Depoux pointed out that just 5 percent of CNY160 trillion amounts to the gross domestic product of a medium-sized country. If even 1 percent to 2 percent of savings were spent, the impact would be enormous, he said, adding that such as shift, however, does not happen overnight.
Beyond trade-in subsidies, there are other hurdles that China must address, according to Depoux. He listed consumer confidence linked to income and employment stability, security based in social safety nets, and evolving consumer preferences.
Chinese consumers seek more than just value for money now, Depoux said. They also demand service, experience, and emotional connection, he said, describing this change as a “revolution” for multinational consumer goods companies.

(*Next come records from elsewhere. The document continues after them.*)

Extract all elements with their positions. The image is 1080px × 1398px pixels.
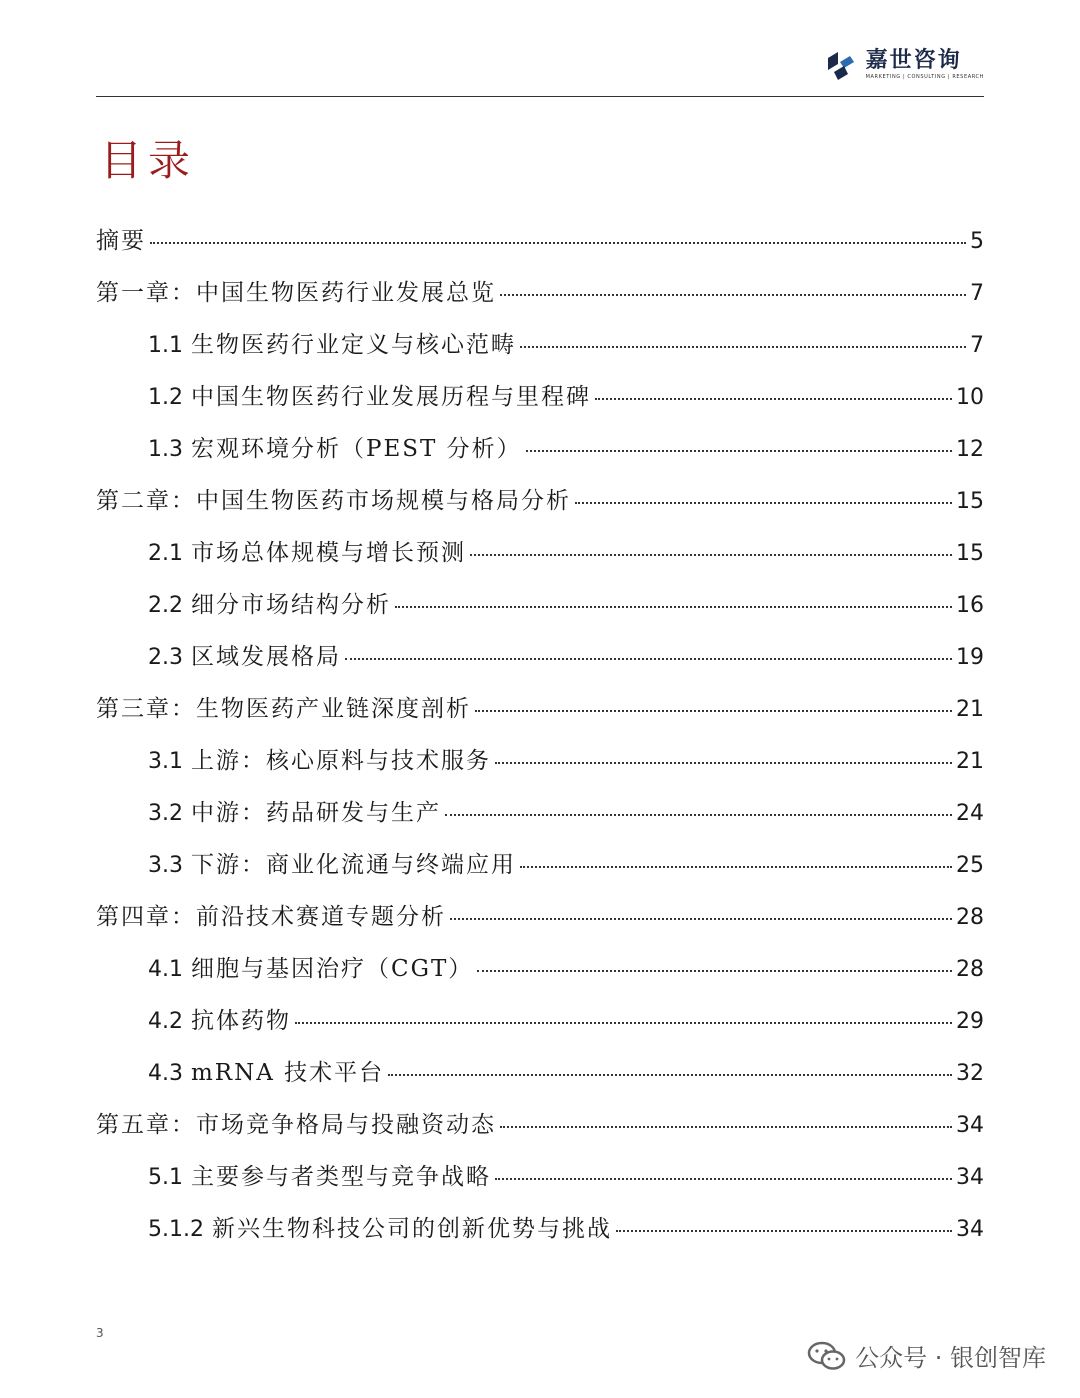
toc-entry-text: 第五章：市场竞争格局与投融资动态 bbox=[96, 1112, 496, 1138]
logo-tagline: MARKETING | CONSULTING | RESEARCH bbox=[865, 74, 984, 80]
toc-entry-number: 4.1 bbox=[148, 957, 183, 982]
toc-entry-text: 第一章：中国生物医药行业发展总览 bbox=[96, 280, 496, 306]
toc-entry-number: 4.2 bbox=[148, 1009, 183, 1034]
toc-leader-dots bbox=[475, 709, 952, 712]
toc-entry[interactable] bbox=[96, 638, 984, 690]
toc-leader-dots bbox=[450, 917, 952, 920]
toc-entry-label bbox=[148, 950, 473, 983]
toc-entry-text: 抗体药物 bbox=[191, 1008, 291, 1034]
watermark-text: 公众号 · 银创智库 bbox=[855, 1344, 1046, 1372]
toc-entry[interactable] bbox=[96, 1158, 984, 1210]
toc-leader-dots bbox=[495, 1177, 952, 1180]
toc-entry-number: 5.1.2 bbox=[148, 1217, 204, 1242]
toc-entry-label bbox=[148, 1210, 612, 1243]
toc-entry-label bbox=[96, 690, 471, 723]
toc-entry-number: 2.1 bbox=[148, 541, 183, 566]
toc-entry-page: 21 bbox=[956, 749, 984, 774]
toc-entry[interactable] bbox=[96, 274, 984, 326]
toc-entry-text: 中游：药品研发与生产 bbox=[191, 800, 441, 826]
toc-leader-dots bbox=[395, 605, 952, 608]
toc-entry-number: 3.3 bbox=[148, 853, 183, 878]
toc-entry[interactable] bbox=[96, 898, 984, 950]
toc-entry-label bbox=[148, 846, 516, 879]
toc-entry-number: 2.2 bbox=[148, 593, 183, 618]
toc-entry-label bbox=[96, 274, 496, 307]
toc-leader-dots bbox=[477, 969, 952, 972]
toc-leader-dots bbox=[495, 761, 952, 764]
toc-entry-label bbox=[148, 378, 591, 411]
wechat-icon bbox=[807, 1340, 847, 1372]
toc-entry[interactable] bbox=[96, 794, 984, 846]
toc-entry[interactable] bbox=[96, 1106, 984, 1158]
toc-entry-page: 34 bbox=[956, 1217, 984, 1242]
toc-entry-label bbox=[148, 1054, 384, 1087]
watermark bbox=[807, 1338, 1046, 1373]
toc-entry-text: 细分市场结构分析 bbox=[191, 592, 391, 618]
toc-entry[interactable] bbox=[96, 222, 984, 274]
toc-entry-label bbox=[148, 430, 522, 463]
toc-entry-page: 16 bbox=[956, 593, 984, 618]
toc-leader-dots bbox=[520, 865, 952, 868]
toc-entry-text: 宏观环境分析（PEST 分析） bbox=[191, 436, 522, 462]
toc-entry-number: 3.2 bbox=[148, 801, 183, 826]
toc-entry[interactable] bbox=[96, 534, 984, 586]
toc-leader-dots bbox=[616, 1229, 952, 1232]
toc-leader-dots bbox=[520, 345, 966, 348]
toc-leader-dots bbox=[345, 657, 952, 660]
toc-entry-number: 1.3 bbox=[148, 437, 183, 462]
toc-leader-dots bbox=[526, 449, 952, 452]
toc-entry-page: 28 bbox=[956, 957, 984, 982]
toc-entry-number: 3.1 bbox=[148, 749, 183, 774]
toc-entry-page: 21 bbox=[956, 697, 984, 722]
toc-entry[interactable] bbox=[96, 586, 984, 638]
toc-leader-dots bbox=[445, 813, 952, 816]
toc-entry[interactable] bbox=[96, 950, 984, 1002]
toc-entry[interactable] bbox=[96, 846, 984, 898]
toc-entry-text: 第二章：中国生物医药市场规模与格局分析 bbox=[96, 488, 571, 514]
toc-leader-dots bbox=[500, 293, 966, 296]
toc-entry[interactable] bbox=[96, 1002, 984, 1054]
toc-leader-dots bbox=[388, 1073, 952, 1076]
company-logo-icon bbox=[824, 48, 858, 82]
toc-entry-text: 摘要 bbox=[96, 228, 146, 254]
toc-leader-dots bbox=[150, 241, 966, 244]
toc-entry[interactable] bbox=[96, 1054, 984, 1106]
toc-entry-page: 19 bbox=[956, 645, 984, 670]
toc-entry-label bbox=[148, 638, 341, 671]
toc-entry-label bbox=[148, 326, 516, 359]
toc-leader-dots bbox=[575, 501, 952, 504]
toc-entry-text: 新兴生物科技公司的创新优势与挑战 bbox=[211, 1216, 612, 1242]
toc-entry-page: 25 bbox=[956, 853, 984, 878]
toc-entry[interactable] bbox=[96, 482, 984, 534]
toc-entry-text: 上游：核心原料与技术服务 bbox=[191, 748, 491, 774]
toc-entry-label bbox=[96, 222, 146, 255]
toc-entry[interactable] bbox=[96, 742, 984, 794]
toc-entry-text: 生物医药行业定义与核心范畴 bbox=[191, 332, 516, 358]
toc-entry[interactable] bbox=[96, 1210, 984, 1262]
toc-entry-text: 主要参与者类型与竞争战略 bbox=[191, 1164, 491, 1190]
toc-entry-text: 下游：商业化流通与终端应用 bbox=[191, 852, 516, 878]
toc-entry-number: 5.1 bbox=[148, 1165, 183, 1190]
toc-entry-number: 1.2 bbox=[148, 385, 183, 410]
page-number: 3 bbox=[96, 1326, 104, 1340]
toc-entry-label bbox=[96, 898, 446, 931]
toc-entry-page: 34 bbox=[956, 1113, 984, 1138]
toc-entry-label bbox=[148, 534, 466, 567]
toc-entry-label bbox=[96, 482, 571, 515]
toc-entry-page: 34 bbox=[956, 1165, 984, 1190]
toc-entry-page: 7 bbox=[970, 333, 984, 358]
toc-entry-page: 15 bbox=[956, 489, 984, 514]
toc-entry[interactable] bbox=[96, 430, 984, 482]
toc-entry-page: 24 bbox=[956, 801, 984, 826]
logo-name: 嘉世咨询 bbox=[865, 48, 962, 73]
table-of-contents bbox=[96, 222, 984, 1262]
toc-entry-page: 5 bbox=[970, 229, 984, 254]
toc-entry-text: 第三章：生物医药产业链深度剖析 bbox=[96, 696, 471, 722]
toc-entry-page: 28 bbox=[956, 905, 984, 930]
toc-entry-label bbox=[96, 1106, 496, 1139]
toc-entry-text: 细胞与基因治疗（CGT） bbox=[191, 956, 474, 982]
toc-leader-dots bbox=[295, 1021, 952, 1024]
toc-entry-page: 7 bbox=[970, 281, 984, 306]
company-logo bbox=[824, 48, 984, 82]
toc-entry-page: 32 bbox=[956, 1061, 984, 1086]
toc-entry-label bbox=[148, 586, 391, 619]
toc-entry-page: 12 bbox=[956, 437, 984, 462]
toc-entry-label bbox=[148, 1158, 491, 1191]
toc-entry-page: 29 bbox=[956, 1009, 984, 1034]
page-header bbox=[96, 40, 984, 97]
toc-entry-label bbox=[148, 1002, 291, 1035]
toc-entry-label bbox=[148, 794, 441, 827]
toc-leader-dots bbox=[470, 553, 952, 556]
toc-entry-number: 1.1 bbox=[148, 333, 183, 358]
toc-entry[interactable] bbox=[96, 326, 984, 378]
toc-entry-number: 4.3 bbox=[148, 1061, 183, 1086]
toc-entry-text: 市场总体规模与增长预测 bbox=[191, 540, 466, 566]
toc-entry-text: 区域发展格局 bbox=[191, 644, 341, 670]
toc-entry-text: 中国生物医药行业发展历程与里程碑 bbox=[191, 384, 591, 410]
toc-entry[interactable] bbox=[96, 690, 984, 742]
toc-entry-page: 10 bbox=[956, 385, 984, 410]
toc-entry-page: 15 bbox=[956, 541, 984, 566]
toc-entry-text: 第四章：前沿技术赛道专题分析 bbox=[96, 904, 446, 930]
toc-entry-text: mRNA 技术平台 bbox=[191, 1060, 385, 1086]
toc-entry-number: 2.3 bbox=[148, 645, 183, 670]
toc-leader-dots bbox=[500, 1125, 952, 1128]
toc-entry-label bbox=[148, 742, 491, 775]
toc-title: 目录 bbox=[100, 136, 197, 185]
toc-leader-dots bbox=[595, 397, 952, 400]
toc-entry[interactable] bbox=[96, 378, 984, 430]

Consumption in China is entering the 4.0 era this year, a period characterized by resilience, said Jiang Yunying, Roland Berger partner for consumer goods and retail. The entire offline retail sector underwent intense change last year, with new formats, such as instant retail platforms, gaining traction, she added.
Industry Transformation
Roland Berger's industry leads explained how these shifts are manifesting in specific sectors. Vehicle sales reached about 34 million units last year, including 7 million exports, with new energy vehicle adoption topping 60 percent last month, said Zheng Yun, senior partner and Asia head of auto practice at Roland Berger.
He identified six key “battlefields” that will define China’s auto industry in 2026: elimination races, cross-industry collaboration, international expansion, tech rivalry, capital efficiency, and artificial intelligence-driven intelligence. The sector is shifting from fast volume growth to improving quality, profitability, and brand strength, Zheng noted.

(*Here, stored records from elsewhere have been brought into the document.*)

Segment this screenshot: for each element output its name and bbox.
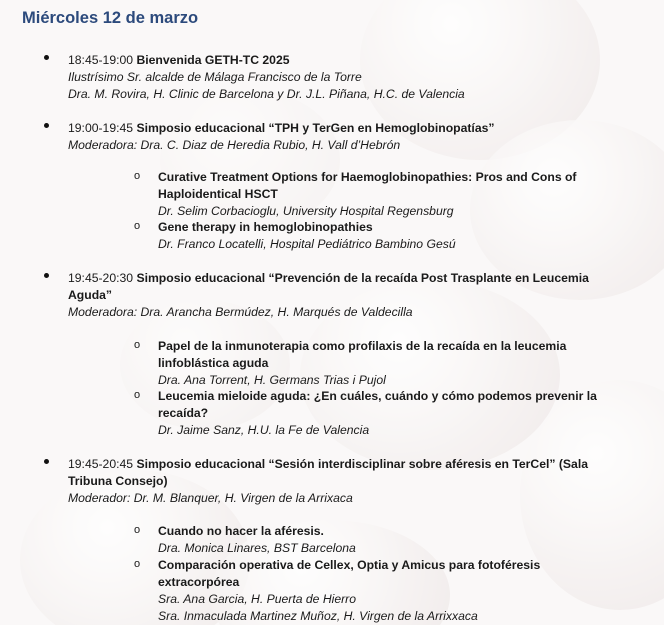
session-title: Bienvenida GETH-TC 2025	[136, 53, 290, 67]
talk-title: Comparación operativa de Cellex, Optia y Amicus para fotoféresis extracorpórea	[158, 558, 541, 589]
talk-speaker: Dr. Jaime Sanz, H.U. la Fe de Valencia	[158, 423, 370, 437]
session-moderator: Moderadora: Dra. C. Diaz de Heredia Rubio, H. Vall d’Hebrón	[68, 138, 401, 152]
circle-bullet-icon: o	[134, 170, 141, 182]
circle-bullet-icon: o	[134, 524, 141, 536]
circle-bullet-icon: o	[134, 389, 141, 401]
bullet-icon	[44, 273, 49, 278]
talk-title: Leucemia mieloide aguda: ¿En cuáles, cuándo y cómo podemos prevenir la recaída?	[158, 389, 597, 420]
session-title: Simposio educacional “Prevención de la recaída Post Trasplante en Leucemia Aguda”	[68, 271, 589, 302]
talk-title: Cuando no hacer la aféresis.	[158, 524, 324, 538]
talk-speaker: Dra. Monica Linares, BST Barcelona	[158, 541, 356, 555]
talk-speaker: Dr. Franco Locatelli, Hospital Pediátrico Bambino Gesú	[158, 237, 456, 251]
bullet-icon	[44, 55, 49, 60]
agenda: Miércoles 12 de marzo 18:45-19:00 Bienvenida GETH-TC 2025 Ilustrísimo Sr. alcalde de Málaga Francisco de la Torre Dra. M. Rovira, H. Clinic de Barcelona y Dr. J.L. Piñana, H.C. de Valencia 19:00-19:45 Simposio educacional “TPH y TerGen en Hemoglobinopatías” Moderadora: Dra. C. Diaz de Heredia Rubio, H. Vall d’Hebrón o Curative Treatment Options for Haemoglobinopathies: Pros and Cons of Haploidentical HSCT Dr. Selim Corbacioglu, University Hospital Regensburg o Gene therapy in hemoglobinopathies Dr. Franco Locatelli, Hospital Pediátrico Bambino Gesú 19:45-20:30 Simposio educacional “Prevención de la recaída Post Trasplante en Leucemia Aguda” Moderadora: Dra. Arancha Bermúdez, H. Marqués de Valdecilla o Papel de la inmunoterapia como profilaxis de la recaída en la leucemia linfoblástica aguda Dra. Ana Torrent, H. Germans Trias i Pujol o Leucemia mieloide aguda: ¿En cuáles, cuándo y cómo podemos prevenir la recaída? Dr. Jaime Sanz, H.U. la Fe de Valencia 19:45-20:45 Simposio educacional “Sesión interdisciplinar sobre aféresis en TerCel” (Sala Tribuna Consejo) Moderador: Dr. M. Blanquer, H. Virgen de la Arrixaca o Cuando no hacer la aféresis. Dra. Monica Linares, BST Barcelona o Comparación operativa de Cellex, Optia y Amicus para fotoféresis extracorpórea Sra. Ana Garcia, H. Puerta de Hierro Sra. Inmaculada Martinez Muñoz, H. Virgen de la Arrixxaca	[0, 0, 664, 625]
session-moderator: Moderadora: Dra. Arancha Bermúdez, H. Marqués de Valdecilla	[68, 305, 413, 319]
session-moderator: Moderador: Dr. M. Blanquer, H. Virgen de la Arrixaca	[68, 491, 353, 505]
talk-title: Papel de la inmunoterapia como profilaxis de la recaída en la leucemia linfoblástica aguda	[158, 339, 567, 370]
talk-speaker: Sra. Ana Garcia, H. Puerta de Hierro	[158, 592, 357, 606]
talk-speaker: Sra. Inmaculada Martinez Muñoz, H. Virgen de la Arrixxaca	[158, 609, 478, 623]
circle-bullet-icon: o	[134, 220, 141, 232]
session-info: Dra. M. Rovira, H. Clinic de Barcelona y Dr. J.L. Piñana, H.C. de Valencia	[68, 87, 465, 101]
circle-bullet-icon: o	[134, 558, 141, 570]
circle-bullet-icon: o	[134, 339, 141, 351]
talk-speaker: Dra. Ana Torrent, H. Germans Trias i Pujol	[158, 373, 386, 387]
talk-speaker: Dr. Selim Corbacioglu, University Hospital Regensburg	[158, 204, 454, 218]
talk-title: Gene therapy in hemoglobinopathies	[158, 220, 373, 234]
session-title: Simposio educacional “TPH y TerGen en Hemoglobinopatías”	[136, 121, 495, 135]
session-title: Simposio educacional “Sesión interdisciplinar sobre aféresis en TerCel” (Sala Tribuna Consejo)	[68, 457, 588, 488]
session-info: Ilustrísimo Sr. alcalde de Málaga Francisco de la Torre	[68, 70, 362, 84]
day-title: Miércoles 12 de marzo	[22, 9, 199, 27]
bullet-icon	[44, 459, 49, 464]
bullet-icon	[44, 123, 49, 128]
talk-title: Curative Treatment Options for Haemoglobinopathies: Pros and Cons of Haploidentical HSCT	[158, 170, 577, 201]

Sun Yanyin, who leads Roland Berger's China chemicals team, acknowledged global sector pressures while highlighting China’s competitive advantage. “Even though we see the entire chemical and materials industry facing pressure worldwide, China is the only region that can still be said to be growing strongly," Sun noted.
As global ethylene plants shut down, China continues massive capacity investments, Sun pointed out.
Dealmaking jumped 30 percent last year to over USD350 billion (USD50.1 billion), said Wu Zhao, the firm’s China-based partner for private equity and strategy. Overseas mergers and acquisitions by Chinese companies reached nearly USD20 billion in the first half of the year, an 80 percent increase.
“We believe that in the next two to three years, this continued recovery and growth sentiment will further accelerate," Wu pointed out.
Chinese businesses are switching to high-quality globalization from scale-driven international expansion, according to Zhou Mengxi, another partner based in China. In many sectors, failing to go global means “you'll be eliminated," Zhou said, pointing out that success requires moving beyond simply exporting to integrating fully into global value chains.
New Playbook
If legacy growth engines such as property development continue to be a drag on the economy, new drivers such as advanced manufacturing, green technology, digitalization, AI, and high-value services, are accelerating, Depoux said.
"China is not only a big market, it's actually now a source of innovation, a source of competitiveness," Depoux noted.
For multinational companies, China presents a major opportunity to enhance global competitiveness through innovation, he said. For domestic firms, the focus must shift toward boosting productivity, delivering greater value and quality, and prioritizing profitable operations, margin growth, cash flow, and operational excellence.
“China used to be characterized by execution excellence and still is, and that contributed a lot to ‘China speed,’” Depoux said. Now “we've come to a point where some Chinese companies need real strategic superiority with strong focus, precision, and determination to help navigate global complexity.”